Pela intensidade e durabilidade de alguns dos seus impactos, a atual crise pandémica relançou o debate público sobre as cidades do futuro. Este debate opõe imaginários urbanos que, tendo raízes anteriores, ganham agora maior vigor, nitidez e diferenciação em função do foco a partir do qual estruturam visões para as cidades pós-Covid. Das perspetivas hiper-securitárias de base tecnológica ao urbanismo agroecológico, são vários os modelos urbanos em disputa. Esse confronto é positivo, dado que permite aumentar referências, enriquecer argumentos, clarificar opções, esclarecer caminhos, tomar decisões mais informadas de acordo com horizontes estratégicos de médio ou mesmo longo prazo.
Ao mesmo tempo, contudo, ao acelerar de forma tão intensa quer o desenvolvimento de tendências ainda em emergência, quer a execução de soluções pensadas em contexto de urgência, a pandemia encaminhou as cidades para encruzilhadas que exigem um planeamento de transição.

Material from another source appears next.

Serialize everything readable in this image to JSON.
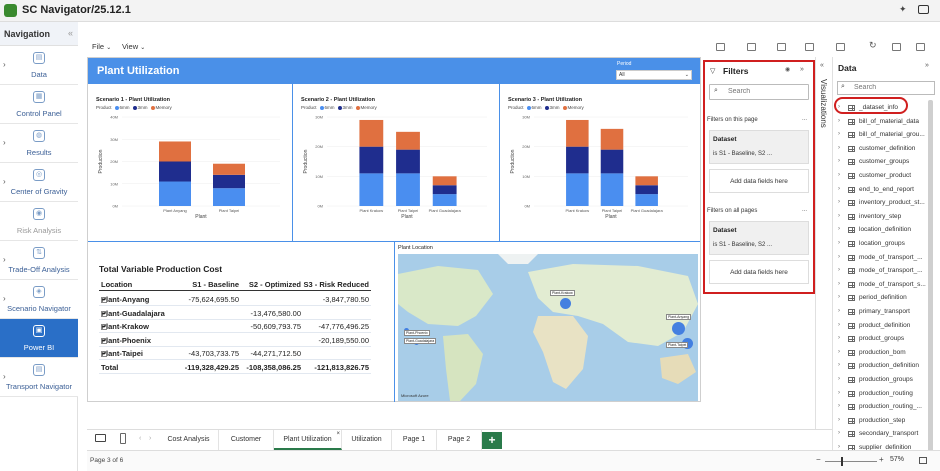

O planeamento urbano procura definir e gerir usos, tornando-os compatíveis ou, melhor ainda, integrados e reciprocamente benéficos: espaços urbanizados e naturalizados, residenciais e de escritórios, de circulação automóvel e de peões, de lazer e comerciais, públicos e privados. Durante a pandemia atenuaram-se muitas dessas fronteiras. Os passeios das ruas das cidades ilustram bem essa situação e constituem, talvez, o melhor revelador das tensões e dos conflitos acelerados ou criados durante o período de pandemia.
É certo que os passeios deixaram há muito de ser exclusivamente encarados como espaços de circulação segura de pessoas, separando rigidamente edifícios e eixos viários: as ruas pedonais ou, mais recentemente, as medidas de acalmia de tráfego são exemplos do esbatimento dessas fronteiras. Mas a pandemia suscitou uma convergência sem precedentes de tendências com incidência nos passeios das ruas, aumentando a conflitualidade de usos. Soluções de mobilidade suave, de biodiversidade e conetividade ecológica, de adaptação às alterações climáticas, de convívio intergeracional, de rejuvenescimento do mobiliário urbano, de expansão dos espaços públicos, de resposta ao aumento do número de animais de companhia, de circulação capilar associada à micrologística e de urbanismo tático passam a disputar, entre si e com outros usos (estacionamento, cargas e descargas, etc.), as mesmas áreas ou espaços contíguos nem sempre devidamente autonomizados. À conflitualidade de usos, mas também de convivência (por exemplo, poluição sonora em áreas residenciais estimulada pela expansão de esplanadas), juntam-se outros aspetos críticos, como a multiplicação de entidades públicas com intervenção num mesmo espaço, a transformação de soluções temporárias (não raro, entretanto degradadas) em definitivas ou a ´privatização` do espaço público.
Os passeios das ruas – tomados em sentido lato – ocupam hoje um papel central na construção de cidades com qualidade urbana para todos e em processos de planeamento participados e colaborativos. As tensões e os conflitos identificados não devem, por isso, ser vistos como um obstáculo à inevitável crescente dignificação urbanística dos passeios das ruas e dos espaços públicos envolventes no contexto da construção das cidades do futuro. Eles são, antes, um apelo a um urbanismo minucioso baseado num planeamento de transição entre o que acelerámos e criámos em contexto de urgência e o imaginário urbano que perfilhamos como horizonte estratégico desejável.